Da ieri fino al 30 gennaio 2021 si può visitare (ingresso libero, previa prenotazione) la mostra Zhang Hang. The Body as Language presso la Galleria Giampaolo Abbondio, in via Porro Lambertenghi 6, nel quartiere Isola a Milano. Curata da Flavio Arensi, la rassegna, che rimarrà aperta anche durante il ponte di Sant’Ambrogio, ripercorre gli anni di formazione di Zhang Huan tra la Cina e New York attraverso una serie di opere fotografiche che documentano le sue performance più famose, da quelle degli anni novanta fino a My Rome, che chiudeva di fatto la sua stagione performativa, per lasciare spazio alla progettazione di installazioni su grande scala. Giocate sul confine tra Oriente e Occidente, le performance di Zhang Huan esplorano il corpo come incontro e scontro di diverse culture. Il titolo della rassegna è un omaggio a Lea Vergine, la prima studiosa italiana che riconobbe alla body art la giusta considerazione storica e critica. Prendendo inspirazione dall’immaginario popolare cinese e da elementi delle filosofie orientali a lui vicine, l’artista reinterpreta queste mitologie e indaga il potere dei rituali nella formazione e demistificazione dell’identità. (In apertura un’immagine tratta da To Raise the Water Level in a Fishpond – 1997).
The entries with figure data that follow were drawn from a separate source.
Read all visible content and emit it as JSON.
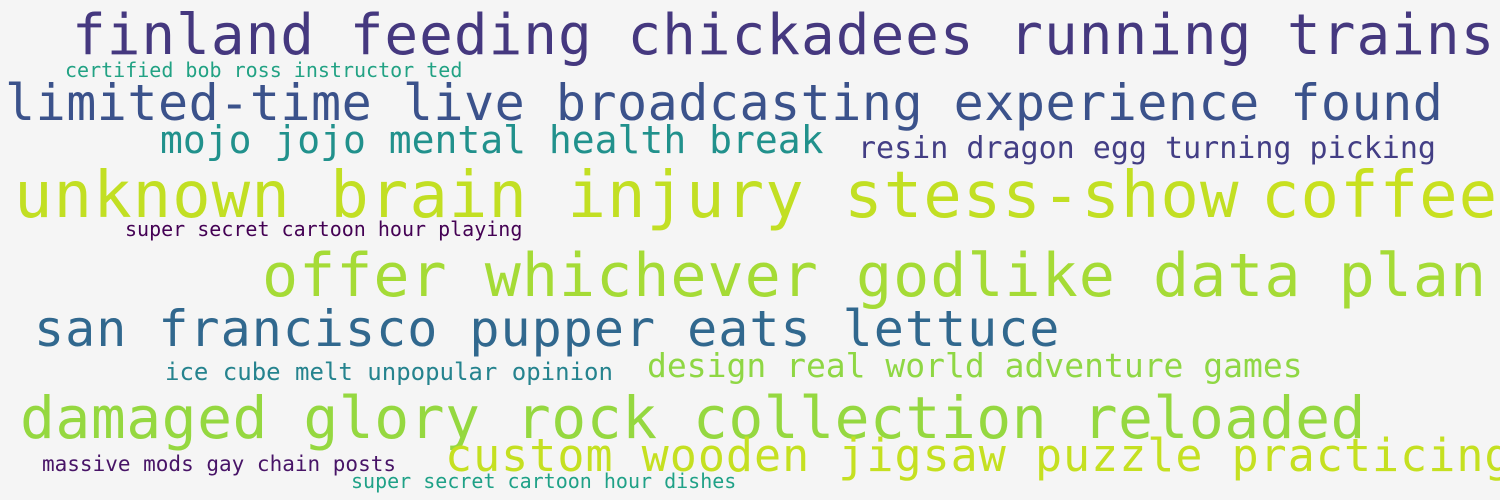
{
  "cloud": {
    "words": [
      {
        "text": "finland feeding chickadees running trains",
        "color": "#45387f"
      },
      {
        "text": "certified bob ross instructor ted",
        "color": "#22a284"
      },
      {
        "text": "limited-time live broadcasting experience found",
        "color": "#3b528b"
      },
      {
        "text": "mojo jojo mental health break",
        "color": "#21918c"
      },
      {
        "text": "resin dragon egg turning picking",
        "color": "#433e85"
      },
      {
        "text": "unknown brain injury stess-show",
        "color": "#c2df23"
      },
      {
        "text": "coffee",
        "color": "#c8e020"
      },
      {
        "text": "super secret cartoon hour playing",
        "color": "#440154"
      },
      {
        "text": "offer whichever godlike data plan",
        "color": "#a5db36"
      },
      {
        "text": "san francisco pupper eats lettuce",
        "color": "#31688e"
      },
      {
        "text": "design real world adventure games",
        "color": "#8fd744"
      },
      {
        "text": "ice cube melt unpopular opinion",
        "color": "#25838e"
      },
      {
        "text": "damaged glory rock collection reloaded",
        "color": "#95d840"
      },
      {
        "text": "custom wooden jigsaw puzzle practicing",
        "color": "#c5e021"
      },
      {
        "text": "massive mods gay chain posts",
        "color": "#481467"
      },
      {
        "text": "super secret cartoon hour dishes",
        "color": "#1fa187"
      }
    ]
  }
}
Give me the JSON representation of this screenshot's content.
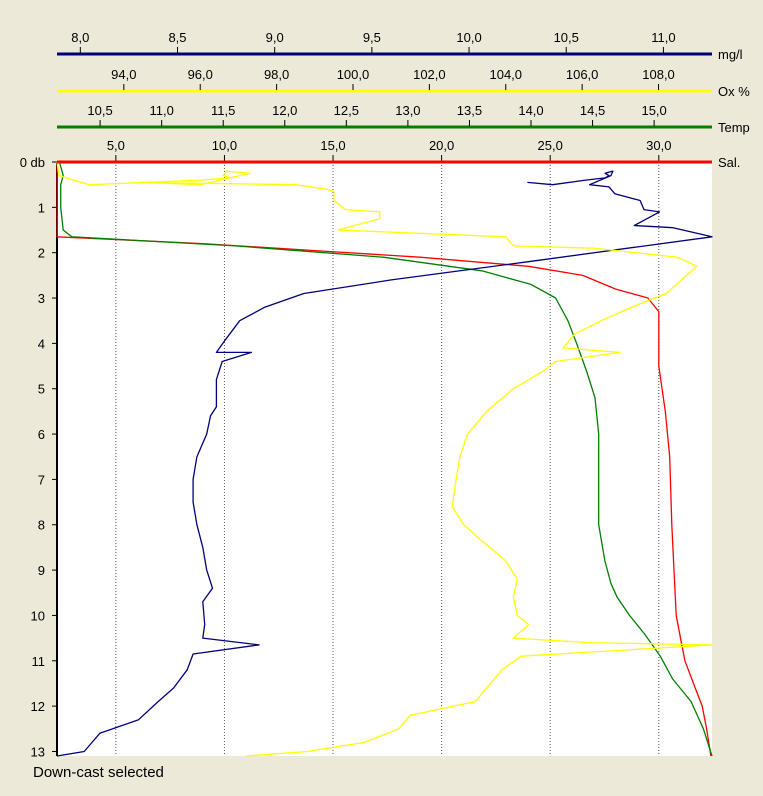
{
  "status_text": "Down-cast selected",
  "chart_data": {
    "type": "line",
    "y_axis": {
      "label": "db",
      "range": [
        0,
        13.1
      ],
      "ticks": [
        0,
        1,
        2,
        3,
        4,
        5,
        6,
        7,
        8,
        9,
        10,
        11,
        12,
        13
      ],
      "tick_labels": [
        "0",
        "1",
        "2",
        "3",
        "4",
        "5",
        "6",
        "7",
        "8",
        "9",
        "10",
        "11",
        "12",
        "13"
      ],
      "inverted": true
    },
    "x_axes": [
      {
        "id": "mgl",
        "unit_label": "mg/l",
        "color": "#00007f",
        "range": [
          7.88,
          11.25
        ],
        "ticks": [
          8.0,
          8.5,
          9.0,
          9.5,
          10.0,
          10.5,
          11.0
        ],
        "tick_labels": [
          "8,0",
          "8,5",
          "9,0",
          "9,5",
          "10,0",
          "10,5",
          "11,0"
        ]
      },
      {
        "id": "ox",
        "unit_label": "Ox %",
        "color": "#ffff00",
        "range": [
          92.25,
          109.4
        ],
        "ticks": [
          94,
          96,
          98,
          100,
          102,
          104,
          106,
          108
        ],
        "tick_labels": [
          "94,0",
          "96,0",
          "98,0",
          "100,0",
          "102,0",
          "104,0",
          "106,0",
          "108,0"
        ]
      },
      {
        "id": "temp",
        "unit_label": "Temp",
        "color": "#007f00",
        "range": [
          10.15,
          15.47
        ],
        "ticks": [
          10.5,
          11,
          11.5,
          12,
          12.5,
          13,
          13.5,
          14,
          14.5,
          15
        ],
        "tick_labels": [
          "10,5",
          "11,0",
          "11,5",
          "12,0",
          "12,5",
          "13,0",
          "13,5",
          "14,0",
          "14,5",
          "15,0"
        ]
      },
      {
        "id": "sal",
        "unit_label": "Sal.",
        "color": "#ff0000",
        "range": [
          2.29,
          32.45
        ],
        "ticks": [
          5,
          10,
          15,
          20,
          25,
          30
        ],
        "tick_labels": [
          "5,0",
          "10,0",
          "15,0",
          "20,0",
          "25,0",
          "30,0"
        ]
      }
    ],
    "grid": "vertical dotted at Sal. ticks",
    "series": [
      {
        "axis": "sal",
        "color": "#ff0000",
        "points": [
          [
            2.3,
            0
          ],
          [
            2.3,
            1.65
          ],
          [
            9,
            1.8
          ],
          [
            14,
            1.95
          ],
          [
            19,
            2.1
          ],
          [
            24,
            2.3
          ],
          [
            26.5,
            2.5
          ],
          [
            28,
            2.8
          ],
          [
            29.5,
            3.0
          ],
          [
            30,
            3.3
          ],
          [
            30,
            3.8
          ],
          [
            30,
            4.5
          ],
          [
            30.3,
            5.5
          ],
          [
            30.5,
            6.5
          ],
          [
            30.6,
            8
          ],
          [
            30.7,
            9
          ],
          [
            30.8,
            10
          ],
          [
            31,
            10.5
          ],
          [
            31.2,
            11
          ],
          [
            31.6,
            11.5
          ],
          [
            32,
            12
          ],
          [
            32.2,
            12.5
          ],
          [
            32.4,
            13.1
          ]
        ]
      },
      {
        "axis": "temp",
        "color": "#007f00",
        "points": [
          [
            10.17,
            0
          ],
          [
            10.2,
            0.3
          ],
          [
            10.18,
            0.5
          ],
          [
            10.18,
            1.0
          ],
          [
            10.2,
            1.5
          ],
          [
            10.27,
            1.65
          ],
          [
            11.6,
            1.85
          ],
          [
            12.8,
            2.1
          ],
          [
            13.6,
            2.4
          ],
          [
            14.0,
            2.7
          ],
          [
            14.2,
            3.0
          ],
          [
            14.3,
            3.5
          ],
          [
            14.37,
            4.0
          ],
          [
            14.45,
            4.6
          ],
          [
            14.52,
            5.2
          ],
          [
            14.55,
            6.0
          ],
          [
            14.55,
            7.0
          ],
          [
            14.55,
            8.0
          ],
          [
            14.6,
            8.8
          ],
          [
            14.65,
            9.3
          ],
          [
            14.7,
            9.6
          ],
          [
            14.8,
            10.0
          ],
          [
            14.92,
            10.4
          ],
          [
            15.05,
            10.9
          ],
          [
            15.15,
            11.4
          ],
          [
            15.3,
            11.9
          ],
          [
            15.4,
            12.5
          ],
          [
            15.47,
            13.1
          ]
        ]
      },
      {
        "axis": "mgl",
        "color": "#00007f",
        "points": [
          [
            10.3,
            0.45
          ],
          [
            10.43,
            0.5
          ],
          [
            10.6,
            0.4
          ],
          [
            10.7,
            0.35
          ],
          [
            10.72,
            0.3
          ],
          [
            10.7,
            0.25
          ],
          [
            10.74,
            0.2
          ],
          [
            10.73,
            0.3
          ],
          [
            10.62,
            0.5
          ],
          [
            10.72,
            0.55
          ],
          [
            10.75,
            0.7
          ],
          [
            10.88,
            0.85
          ],
          [
            10.9,
            1.05
          ],
          [
            10.98,
            1.1
          ],
          [
            10.85,
            1.4
          ],
          [
            11.05,
            1.45
          ],
          [
            11.25,
            1.65
          ],
          [
            10.3,
            2.2
          ],
          [
            9.6,
            2.6
          ],
          [
            9.15,
            2.9
          ],
          [
            8.95,
            3.2
          ],
          [
            8.82,
            3.5
          ],
          [
            8.75,
            3.9
          ],
          [
            8.7,
            4.2
          ],
          [
            8.88,
            4.2
          ],
          [
            8.73,
            4.4
          ],
          [
            8.7,
            4.8
          ],
          [
            8.7,
            5.4
          ],
          [
            8.67,
            5.6
          ],
          [
            8.65,
            6.0
          ],
          [
            8.6,
            6.5
          ],
          [
            8.58,
            7.0
          ],
          [
            8.58,
            7.5
          ],
          [
            8.6,
            8.0
          ],
          [
            8.63,
            8.5
          ],
          [
            8.65,
            9.0
          ],
          [
            8.68,
            9.4
          ],
          [
            8.63,
            9.7
          ],
          [
            8.64,
            10.2
          ],
          [
            8.63,
            10.5
          ],
          [
            8.92,
            10.65
          ],
          [
            8.58,
            10.85
          ],
          [
            8.55,
            11.2
          ],
          [
            8.48,
            11.6
          ],
          [
            8.4,
            11.9
          ],
          [
            8.3,
            12.3
          ],
          [
            8.1,
            12.6
          ],
          [
            8.02,
            13.0
          ],
          [
            7.88,
            13.1
          ]
        ]
      },
      {
        "axis": "ox",
        "color": "#ffff00",
        "points": [
          [
            92.25,
            0
          ],
          [
            92.3,
            0.3
          ],
          [
            93.1,
            0.5
          ],
          [
            96.0,
            0.4
          ],
          [
            96.8,
            0.35
          ],
          [
            96.6,
            0.3
          ],
          [
            96.7,
            0.2
          ],
          [
            97.3,
            0.25
          ],
          [
            96.0,
            0.5
          ],
          [
            94.5,
            0.45
          ],
          [
            98.5,
            0.5
          ],
          [
            99.3,
            0.6
          ],
          [
            99.5,
            0.65
          ],
          [
            99.5,
            0.85
          ],
          [
            99.8,
            1.05
          ],
          [
            100.7,
            1.1
          ],
          [
            100.7,
            1.25
          ],
          [
            99.6,
            1.5
          ],
          [
            104.0,
            1.65
          ],
          [
            104.2,
            1.85
          ],
          [
            106.3,
            1.9
          ],
          [
            108.5,
            2.1
          ],
          [
            109.0,
            2.3
          ],
          [
            108.2,
            2.9
          ],
          [
            107.3,
            3.2
          ],
          [
            106.5,
            3.5
          ],
          [
            105.8,
            3.8
          ],
          [
            105.5,
            4.1
          ],
          [
            107.0,
            4.2
          ],
          [
            105.3,
            4.4
          ],
          [
            105.0,
            4.6
          ],
          [
            104.2,
            5.0
          ],
          [
            103.5,
            5.5
          ],
          [
            103.0,
            6.0
          ],
          [
            102.8,
            6.5
          ],
          [
            102.7,
            7.0
          ],
          [
            102.6,
            7.6
          ],
          [
            102.9,
            8.0
          ],
          [
            103.3,
            8.3
          ],
          [
            104.0,
            8.8
          ],
          [
            104.3,
            9.2
          ],
          [
            104.2,
            9.6
          ],
          [
            104.3,
            10.0
          ],
          [
            104.6,
            10.2
          ],
          [
            104.2,
            10.5
          ],
          [
            106.2,
            10.6
          ],
          [
            109.4,
            10.65
          ],
          [
            104.4,
            10.9
          ],
          [
            103.9,
            11.2
          ],
          [
            103.6,
            11.5
          ],
          [
            103.2,
            11.9
          ],
          [
            101.5,
            12.2
          ],
          [
            101.2,
            12.5
          ],
          [
            100.3,
            12.8
          ],
          [
            98.8,
            13.0
          ],
          [
            97.2,
            13.1
          ]
        ]
      }
    ]
  }
}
Ne sono un esempio le fotografie – che si trovano in esposizione – della serie Family Tree che documenta la performance in cui Zhang Huan aveva chiesto a tre calligrafi di scrivere sul suo volto in ideogrammi cinesi, miti e divinazioni della tradizione popolare cinese, dalle prime luci dell’alba fino a sera. Nel corso della giornata l’iscrizione di questi racconti aveva tramutato il viso dell’artista fino a renderlo irriconoscibile: al calare della notte, il volto di Huan, diventato completamente nero, simboleggiava l’impossibilità di definire un’identità precisa.
Il percorso prosegue con To Raise the Water Level in a Fishpond, in cui l’artista insieme a una quarantina di persone si immergeva nell’acqua di uno stagno tentando di alzarne il livello dell’acqua, per trascendere il significato di un detto cinese, secondo il quale un singolo individuo non poteva influenzare l’ambiente circostante, dimostrando come una comunità riunita per una causa comune possa fare la differenza, quindi con 3006m3: 65Kg realizzata nel 1997 al Watari Museum di Tokyo, dove ‘3006 m3’ indicava il volume totale del museo giapponese e ‘65 kg’, il peso dell’artista. Legato alla struttura da centinaia di tubi usati per le trasfusioni di sangue, Zhang Huan cercava di abbattere il museo, uno dei simboli della civiltà moderna, ricevendo in cambio di essere sbattuto indietro verso le mura dello stesso museo, dalla tensione elastica dei tubi. La mostra si chiude idealmente con My Rome, dove il corpo diventa tramite tra la cultura tradizionale cinese e l’occidente, rappresentando il suo incontro con le statue della Roma antica conservate nei Musei Capitolini. In questa performance, Zhang Huan si relaziona con il Marforio, l’enorme scultura marmorea di epoca romana, risalente al I secolo d.C., raffigurante una divinità fluviale, utilizzata come immagine promozionale de La grande bellezza di Paolo Sorrentino.